Modi war sehr daran interessiert, sich an positive Aspekte der Pandemie-Reaktionen Indiens zu binden.

Geimpfte Indianer erhalten eine Bescheinigung mit seinem Gesicht. Der Covid-Hilfsfonds, Eine gemeinnützige Stiftung, die freiwillige Beiträge zur Unterstützung der Betroffenen sammelt, heißt PM Cares – eine Abkürzung für den Fonds für Bürgerhilfe und Hilfe in Notsituationen des Premierministers. Es trägt auch Modis Gesicht auf seiner offiziellen Website.

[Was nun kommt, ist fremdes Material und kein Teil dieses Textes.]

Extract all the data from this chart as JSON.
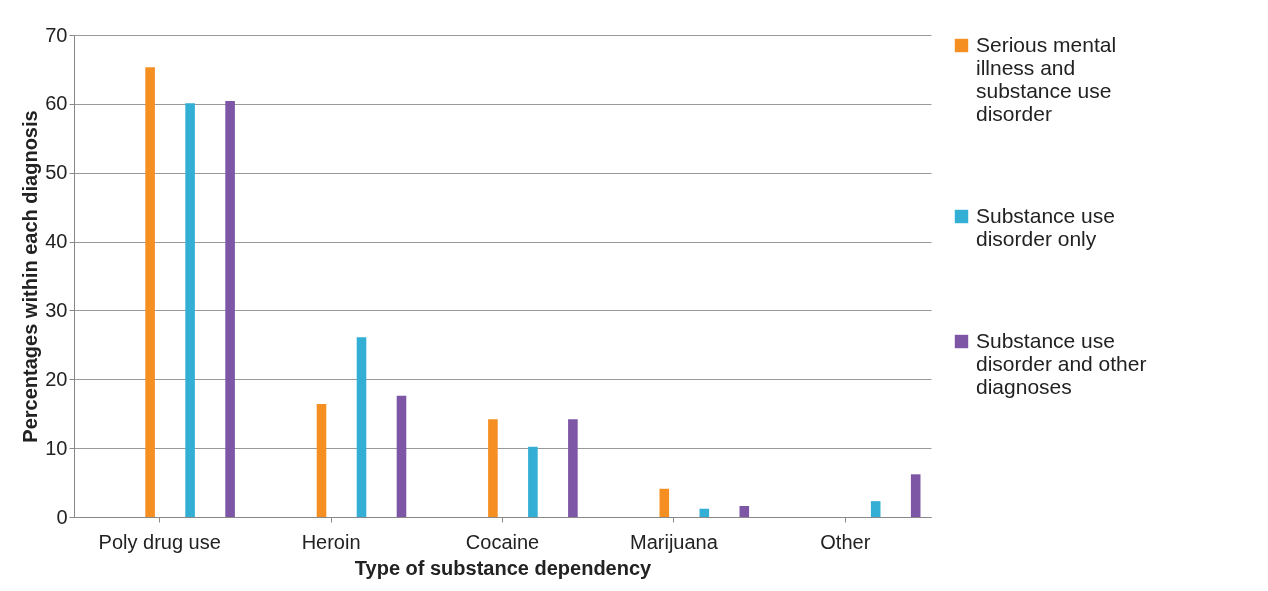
{
  "chart_data": {
    "type": "bar",
    "xlabel": "Type of substance dependency",
    "ylabel": "Percentages   within each diagnosis",
    "categories": [
      "Poly drug use",
      "Heroin",
      "Cocaine",
      "Marijuana",
      "Other"
    ],
    "series": [
      {
        "name": "Serious mental illness and substance use disorder",
        "color": "#f58f22",
        "values": [
          65.3,
          16.4,
          14.2,
          4.1,
          0
        ]
      },
      {
        "name": "Substance use disorder only",
        "color": "#33afd6",
        "values": [
          60.1,
          26.1,
          10.2,
          1.2,
          2.3
        ]
      },
      {
        "name": "Substance use disorder and other diagnoses",
        "color": "#7d56a6",
        "values": [
          60.4,
          17.6,
          14.2,
          1.6,
          6.2
        ]
      }
    ],
    "ylim": [
      0,
      70
    ],
    "yticks": [
      0,
      10,
      20,
      30,
      40,
      50,
      60,
      70
    ],
    "grid": "y",
    "legend": "right"
  }
}
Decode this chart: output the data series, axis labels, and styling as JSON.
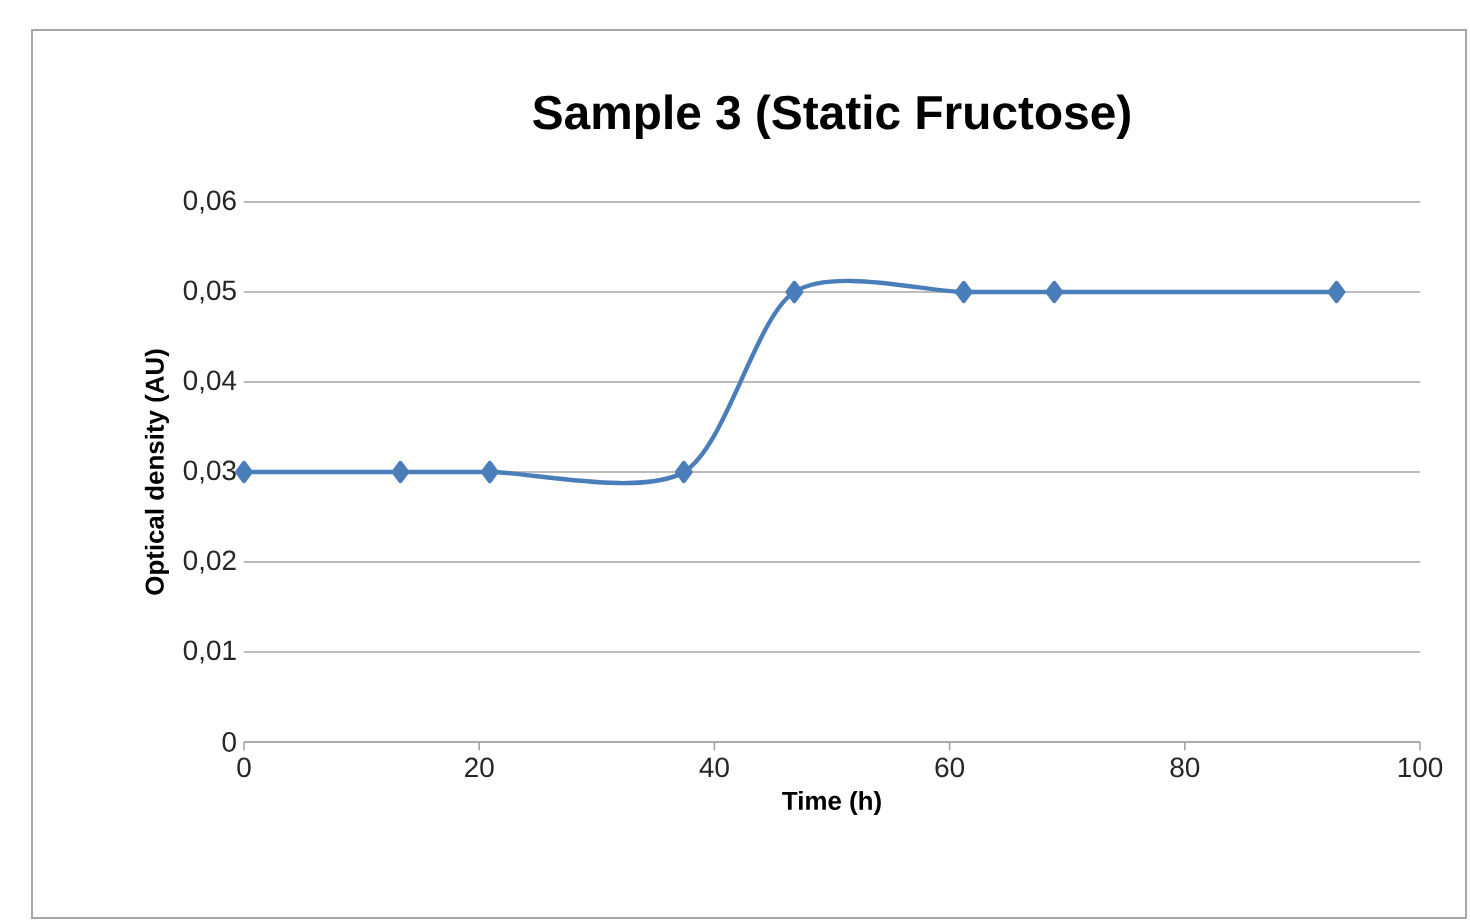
{
  "chart_data": {
    "type": "line",
    "title": "Sample 3 (Static Fructose)",
    "xlabel": "Time (h)",
    "ylabel": "Optical density (AU)",
    "x": [
      0,
      13.3,
      20.9,
      37.4,
      46.8,
      61.2,
      68.9,
      92.9
    ],
    "values": [
      0.03,
      0.03,
      0.03,
      0.03,
      0.05,
      0.05,
      0.05,
      0.05
    ],
    "color": "#4a7ebb",
    "marker": "diamond",
    "grid": "y",
    "xlim": [
      0,
      100
    ],
    "xticks": [
      0,
      20,
      40,
      60,
      80,
      100
    ],
    "ylim": [
      0,
      0.06
    ],
    "yticks": [
      0,
      {
        "value": 0.01,
        "label": "0,01"
      },
      {
        "value": 0.02,
        "label": "0,02"
      },
      {
        "value": 0.03,
        "label": "0,03"
      },
      {
        "value": 0.04,
        "label": "0,04"
      },
      {
        "value": 0.05,
        "label": "0,05"
      },
      {
        "value": 0.06,
        "label": "0,06"
      }
    ]
  }
}
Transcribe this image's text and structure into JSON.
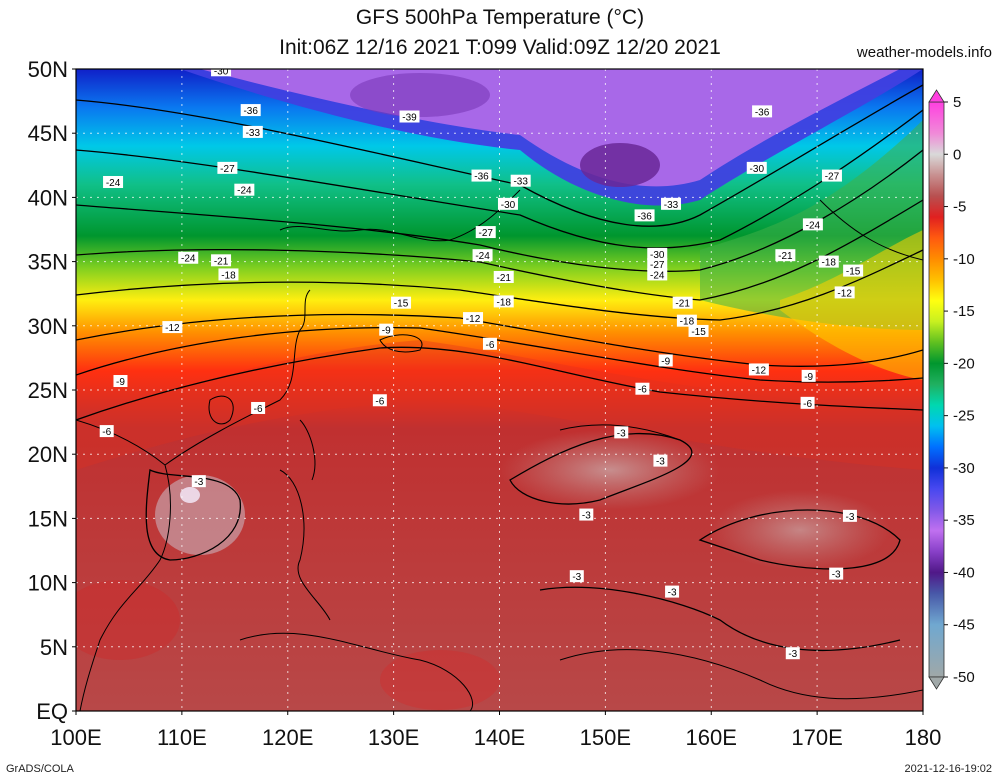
{
  "header": {
    "title": "GFS 500hPa Temperature (°C)",
    "subtitle": "Init:06Z 12/16 2021 T:099 Valid:09Z 12/20 2021",
    "site": "weather-models.info"
  },
  "footer": {
    "left": "GrADS/COLA",
    "right": "2021-12-16-19:02"
  },
  "map": {
    "lat_labels": [
      "50N",
      "45N",
      "40N",
      "35N",
      "30N",
      "25N",
      "20N",
      "15N",
      "10N",
      "5N",
      "EQ"
    ],
    "lon_labels": [
      "100E",
      "110E",
      "120E",
      "130E",
      "140E",
      "150E",
      "160E",
      "170E",
      "180"
    ],
    "contour_labels": [
      {
        "text": "-30",
        "lon": 113.7,
        "lat": 49.9
      },
      {
        "text": "-36",
        "lon": 116.5,
        "lat": 46.8
      },
      {
        "text": "-39",
        "lon": 131.5,
        "lat": 46.3
      },
      {
        "text": "-33",
        "lon": 116.7,
        "lat": 45.1
      },
      {
        "text": "-36",
        "lon": 164.8,
        "lat": 46.7
      },
      {
        "text": "-27",
        "lon": 114.3,
        "lat": 42.3
      },
      {
        "text": "-30",
        "lon": 164.3,
        "lat": 42.3
      },
      {
        "text": "-27",
        "lon": 171.4,
        "lat": 41.7
      },
      {
        "text": "-24",
        "lon": 103.5,
        "lat": 41.2
      },
      {
        "text": "-24",
        "lon": 115.9,
        "lat": 40.6
      },
      {
        "text": "-36",
        "lon": 138.3,
        "lat": 41.7
      },
      {
        "text": "-33",
        "lon": 142.0,
        "lat": 41.3
      },
      {
        "text": "-30",
        "lon": 140.8,
        "lat": 39.5
      },
      {
        "text": "-33",
        "lon": 156.2,
        "lat": 39.5
      },
      {
        "text": "-36",
        "lon": 153.7,
        "lat": 38.6
      },
      {
        "text": "-27",
        "lon": 138.7,
        "lat": 37.3
      },
      {
        "text": "-24",
        "lon": 169.6,
        "lat": 37.9
      },
      {
        "text": "-24",
        "lon": 110.6,
        "lat": 35.3
      },
      {
        "text": "-21",
        "lon": 113.7,
        "lat": 35.1
      },
      {
        "text": "-24",
        "lon": 138.4,
        "lat": 35.5
      },
      {
        "text": "-30",
        "lon": 154.9,
        "lat": 35.6
      },
      {
        "text": "-27",
        "lon": 154.9,
        "lat": 34.8
      },
      {
        "text": "-21",
        "lon": 167.0,
        "lat": 35.5
      },
      {
        "text": "-18",
        "lon": 171.1,
        "lat": 35.0
      },
      {
        "text": "-15",
        "lon": 173.4,
        "lat": 34.3
      },
      {
        "text": "-18",
        "lon": 114.4,
        "lat": 34.0
      },
      {
        "text": "-21",
        "lon": 140.4,
        "lat": 33.8
      },
      {
        "text": "-24",
        "lon": 154.9,
        "lat": 34.0
      },
      {
        "text": "-12",
        "lon": 172.6,
        "lat": 32.6
      },
      {
        "text": "-15",
        "lon": 130.7,
        "lat": 31.8
      },
      {
        "text": "-18",
        "lon": 140.4,
        "lat": 31.9
      },
      {
        "text": "-21",
        "lon": 157.3,
        "lat": 31.8
      },
      {
        "text": "-12",
        "lon": 137.5,
        "lat": 30.6
      },
      {
        "text": "-18",
        "lon": 157.7,
        "lat": 30.4
      },
      {
        "text": "-15",
        "lon": 158.8,
        "lat": 29.6
      },
      {
        "text": "-12",
        "lon": 109.1,
        "lat": 29.9
      },
      {
        "text": "-9",
        "lon": 129.3,
        "lat": 29.7
      },
      {
        "text": "-6",
        "lon": 139.1,
        "lat": 28.6
      },
      {
        "text": "-9",
        "lon": 155.7,
        "lat": 27.3
      },
      {
        "text": "-12",
        "lon": 164.5,
        "lat": 26.6
      },
      {
        "text": "-9",
        "lon": 104.2,
        "lat": 25.7
      },
      {
        "text": "-6",
        "lon": 153.5,
        "lat": 25.1
      },
      {
        "text": "-9",
        "lon": 169.2,
        "lat": 26.1
      },
      {
        "text": "-6",
        "lon": 117.2,
        "lat": 23.6
      },
      {
        "text": "-6",
        "lon": 128.7,
        "lat": 24.2
      },
      {
        "text": "-6",
        "lon": 169.1,
        "lat": 24.0
      },
      {
        "text": "-6",
        "lon": 102.9,
        "lat": 21.8
      },
      {
        "text": "-3",
        "lon": 151.5,
        "lat": 21.7
      },
      {
        "text": "-3",
        "lon": 155.2,
        "lat": 19.5
      },
      {
        "text": "-3",
        "lon": 111.6,
        "lat": 17.9
      },
      {
        "text": "-3",
        "lon": 148.2,
        "lat": 15.3
      },
      {
        "text": "-3",
        "lon": 173.1,
        "lat": 15.2
      },
      {
        "text": "-3",
        "lon": 147.3,
        "lat": 10.5
      },
      {
        "text": "-3",
        "lon": 171.8,
        "lat": 10.7
      },
      {
        "text": "-3",
        "lon": 156.3,
        "lat": 9.3
      },
      {
        "text": "-3",
        "lon": 167.7,
        "lat": 4.5
      }
    ]
  },
  "colorbar": {
    "unit": "°C",
    "tick_labels": [
      "5",
      "0",
      "-5",
      "-10",
      "-15",
      "-20",
      "-25",
      "-30",
      "-35",
      "-40",
      "-45",
      "-50"
    ],
    "stops": [
      {
        "t": 5,
        "color": "#ff40e0"
      },
      {
        "t": 2,
        "color": "#f08ad8"
      },
      {
        "t": 0,
        "color": "#d9d9d9"
      },
      {
        "t": -2,
        "color": "#c89090"
      },
      {
        "t": -4,
        "color": "#b85050"
      },
      {
        "t": -6,
        "color": "#e02020"
      },
      {
        "t": -8,
        "color": "#ff5a10"
      },
      {
        "t": -10,
        "color": "#ff8c00"
      },
      {
        "t": -12,
        "color": "#ffc000"
      },
      {
        "t": -14,
        "color": "#ffff10"
      },
      {
        "t": -16,
        "color": "#c8f020"
      },
      {
        "t": -18,
        "color": "#60c020"
      },
      {
        "t": -20,
        "color": "#00962e"
      },
      {
        "t": -22,
        "color": "#20b060"
      },
      {
        "t": -24,
        "color": "#00d8b0"
      },
      {
        "t": -26,
        "color": "#00c0f0"
      },
      {
        "t": -28,
        "color": "#0070ff"
      },
      {
        "t": -30,
        "color": "#1030d8"
      },
      {
        "t": -32,
        "color": "#4848f0"
      },
      {
        "t": -34,
        "color": "#8058e8"
      },
      {
        "t": -36,
        "color": "#c070f0"
      },
      {
        "t": -38,
        "color": "#8840c8"
      },
      {
        "t": -40,
        "color": "#501888"
      },
      {
        "t": -42,
        "color": "#4858a8"
      },
      {
        "t": -45,
        "color": "#70a8d0"
      },
      {
        "t": -50,
        "color": "#a0a8a8"
      }
    ]
  }
}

Mit seinem Namen, der an diese positiven Initiativen gebunden war, einer ersten Welle, die die von einigen Experten befürchtete katastrophale Fallbelastung vermieden hatte, und einer brüllenden Pharmaindustrie, die einen selbstgezogenen Impfstoff hergestellt hatte, war Indiens Pandemie-Reaktion auf dem richtigen Weg, Modi einen PR-Sieg zu bescheren. Das Land positionierte sich, um anderen Ländern zu helfen, nachdem es mehr als 66 Millionen Dosen Impfstoffe exportiert hatte, anstatt derjenige zu sein, der Hilfe benötigt.

“(Indien) hat die Welt, die gesamte Menschheit, durch eine wirksame Bekämpfung des Coronavirus vor einer großen Tragödie bewahrt”, prahlte Modi auf dem Weltwirtschaftsforum am 28. Januar. Mit vielen in Indien, die das Gefühl hatten, die Pandemie sei vorbei, kam es zu einer langsameren Verbreitung von Impfstoffen dort als erwartet. Ungefähr 300 Millionen der 1,3 Milliarden Einwohner Indiens sind Analphabeten, was bedeutet, dass sie möglicherweise weniger in der Lage waren, zu untersuchen, was für sie vor sich ging.

“Man kann den Leuten nicht die Schuld geben, dass sie denken, vielleicht weiß die Regierung es am besten, vielleicht sind die Dinge wieder normal, vielleicht sollten wir ausgehen und unser normales Leben führen”, sagte Pradeep Taneja, Experte für asiatische Politik an der Universität von Melbourne und ein Fellow des Australia India Institute.

Aber die Pandemie war noch lange nicht vorbei. Im Februar begannen die Fälle zu steigen. Die BJP behauptete jedoch immer noch, Indien habe “Covid unter der fähigen, sensiblen, engagierten und visionären Führung von Modi besiegt”. Am 7. März, als das Land täglich etwa 18.000 neue Fälle meldete, sagte der Gesundheitsminister Vardhan, Indien sei im “Endspiel der Covid-19-Pandemie”. Und am 30. März, einen Tag bevor die Behörden an einem einzigen Tag mehr als 81.000 Fälle meldeten, sagte Vardhan: “Die Situation ist unter Kontrolle.”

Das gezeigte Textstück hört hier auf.